Nous avons tenté précédemment de rendre compte des activités mercantiles de Jackson dans leur diversité et avons maintes fois évoqué les ventes de coton ou les magasins qu’il a entretenu sur ses plantations 516. Nous nous proposons ici de dresser le portrait plus général du planteur comme fermier. À propos d’Andrew Jackson, Arda Walker écrit :
‘Andrew Jackson was a planter, a statesman, a soldier, a lawyer, a businessman, and a politician, but first of all he was a planter. In all of his many-sided life, his interest as a planter was the only one to last throughout (1943 : 19). ’Lors de sa troisième allocution présidentielle, Jackson exposait sa foi en un idéal classique, jeffersonnien : ‘“Agriculture is the first and most important occupation of man”’ (cité dans Walker, 1943 : 19). Il est vrai que Jackson avait passé son enfance dans une plantation et connaissait bien les techniques agricoles (Acco Press, 1937).

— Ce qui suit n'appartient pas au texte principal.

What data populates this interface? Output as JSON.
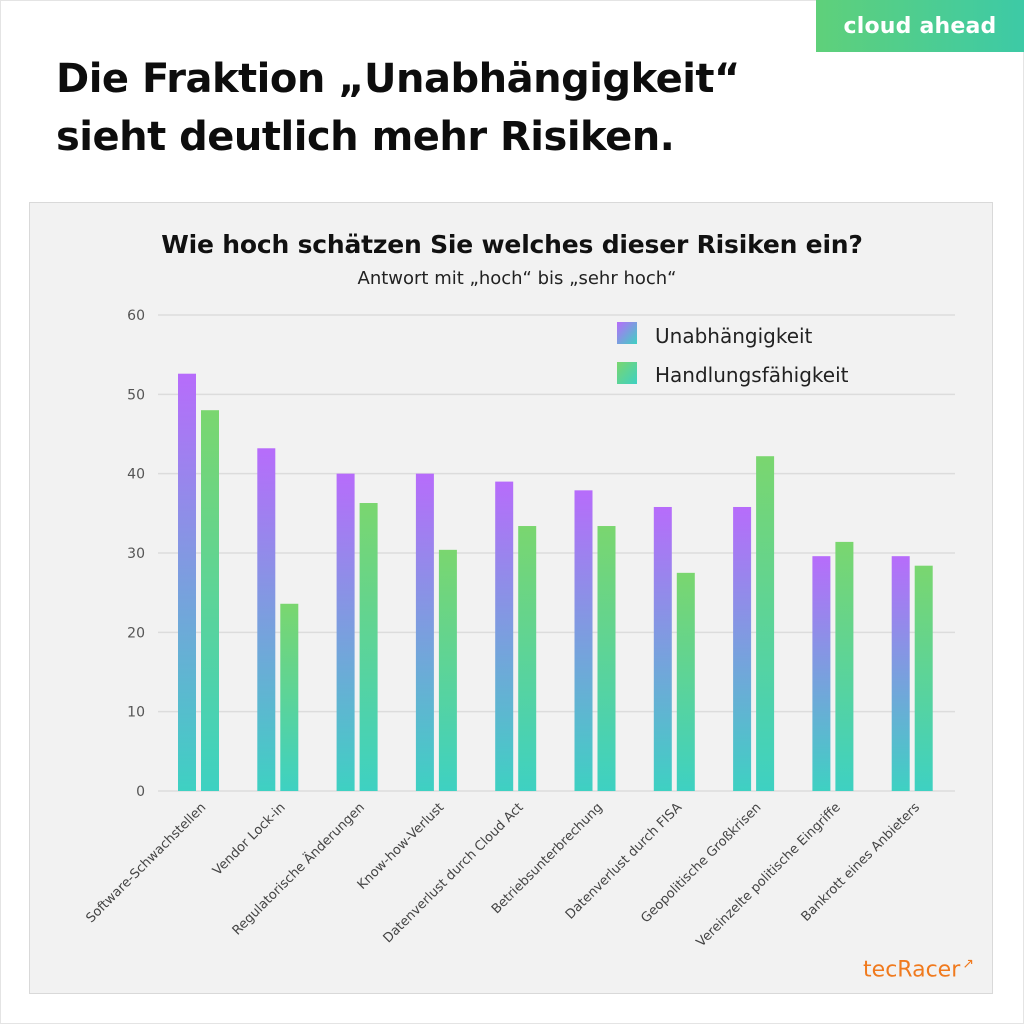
{
  "brand": {
    "badge_label": "cloud ahead",
    "logo_text": "tecRacer",
    "logo_icon": "arrow-up-right-icon"
  },
  "headline": {
    "line1": "Die Fraktion „Unabhängigkeit“",
    "line2": "sieht deutlich mehr Risiken."
  },
  "colors": {
    "series1_top": "#b76cfb",
    "series1_bottom": "#3ed1c2",
    "series2_top": "#7ad66f",
    "series2_bottom": "#3ed1c2",
    "grid": "#dcdcdc",
    "panel_bg": "#f2f2f2",
    "badge_from": "#5fd07a",
    "badge_to": "#3dcaa6",
    "logo": "#f07a1e"
  },
  "chart_data": {
    "type": "bar",
    "title": "Wie hoch schätzen Sie welches dieser Risiken ein?",
    "subtitle": "Antwort mit „hoch“ bis „sehr hoch“",
    "xlabel": "",
    "ylabel": "",
    "ylim": [
      0,
      60
    ],
    "yticks": [
      0,
      10,
      20,
      30,
      40,
      50,
      60
    ],
    "grid": true,
    "legend_position": "top-right",
    "categories": [
      "Software-Schwachstellen",
      "Vendor Lock-in",
      "Regulatorische Änderungen",
      "Know-how-Verlust",
      "Datenverlust durch Cloud Act",
      "Betriebsunterbrechung",
      "Datenverlust durch FISA",
      "Geopolitische Großkrisen",
      "Vereinzelte politische Eingriffe",
      "Bankrott eines Anbieters"
    ],
    "series": [
      {
        "name": "Unabhängigkeit",
        "values": [
          52.6,
          43.2,
          40.0,
          40.0,
          39.0,
          37.9,
          35.8,
          35.8,
          29.6,
          29.6
        ]
      },
      {
        "name": "Handlungsfähigkeit",
        "values": [
          48.0,
          23.6,
          36.3,
          30.4,
          33.4,
          33.4,
          27.5,
          42.2,
          31.4,
          28.4
        ]
      }
    ]
  }
}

Pourtant, l’intérêt premier de Jackson ne fut jamais l’agriculture en tant que telle. Arnow précise de quoi il s’agit : ‘“Farming was for Andrew Jackson as for the cotton planter who settled in West Tennessee and the deeper south a capitalistic enterprize in which he invested, not himself, but only money”’ (1960 : 304). Jusqu’en 1812, sa plantation n’était qu’une de ses nombreuses sources de revenus. Les vingt premières années au Tennessee (1790-1810), nous l’avons vu, montrent une diversité dans ses opérations qui relativise l’importance de la plantation dans le décompte de ses activités économiques, bien qu’elle constituait tout de même l’apport le plus régulier d’argent. Il faut cependant noter qu’au fur et à mesure de son ascension politique, Jackson a réduit ses activités extra-agricoles ; au moment de sa présidence, l’Hermitage constituait l’essentiel de ses revenus 517.
La propriété servit de support financier à bien des entreprises et les revers de fortune furent souvent épongés grâce au fruit des récoltes annuelles. Toutefois, nous devons être plus prudent qu’Arnow et dire que, s’il n’était pas un fermier au sens manuel du terme, Jackson n’en montrait pas moins un intérêt soutenu pour la ferme et une connaissance approfondie des pratiques agricoles dont sont émaillées bon nombre de ses lettres. L’article d’Acco Press (anonyme) cite notamment une lettre envoyée à l’un de ses régisseurs, lui détaillant les étapes à suivre :
‘I have written (...) to have sent (...) six bushels of clover seed, this will sow 32 acres full, thick for cutting, which you will sow in the race track field, with the oats, or shortly after they are up so that the seed may be covered from the frost should it fall after sown (1937 : 6). ’De même, Jackson connaissait le cheptel, montrant en tout cas un bon sens qui semblait manquer à son fils et à son régisseur :
‘When I was at home, when I was engaged both in building, clearing and farming, I always kept my oxen in good order, altho I had them in their yokes daily, but this was done by always attending and seeing them regularly fed and watered (Bassett, V : 394). ’Jackson lisait régulièrement des magasines agricoles tels que American Farmer (Bassett, III : 282), porteurs de conseils pratiques, d’informations sur les techniques nouvelles. La fortune des planteurs reposait sur de multiples facteurs. D’une bonne ou d’une mauvaise récolte dépendaient souvent les liquidités de l’année et la capacité à faire face aux dettes à terme sans recourir à la vente de terrains ou d’esclaves. La qualité des régisseurs variait d’un individu à l’autre et mettait souvent en jeu la prospérité de la plantation (Bassett, V : 394 ; Gawalt, 1993). Des catastrophes ponctuelles 518 venaient secouer l’édifice économique précaire sur lequel jonglait sans cesse Jackson. Mentionnons également les ineptes transactions de Junior et sa propension à se porter garant pour des gens insolvables qui créèrent des dettes énormes et engloutirent dans les dernières années la fortune que Jackson pensait léguer à son fils pour le tenir à l’abri du besoin (Remini, III : 462, 593n18)
Voir notre étude intitulée “Les hommes du Tennessee” (II : 128-154).
Il cessa ses activités commerciales vers 1807 et ses opérations spéculatives au début des années 1820.
Remini mentionne la destruction de sa distillerie par les flammes le 3 janvier 1801 : “[The] distillery burned down in 1801 together with the copperware, stills, caps, worms, and the rest of the equipment. Worse, 300 gallons of whiskey were destroyed” (I : 134, 444n38).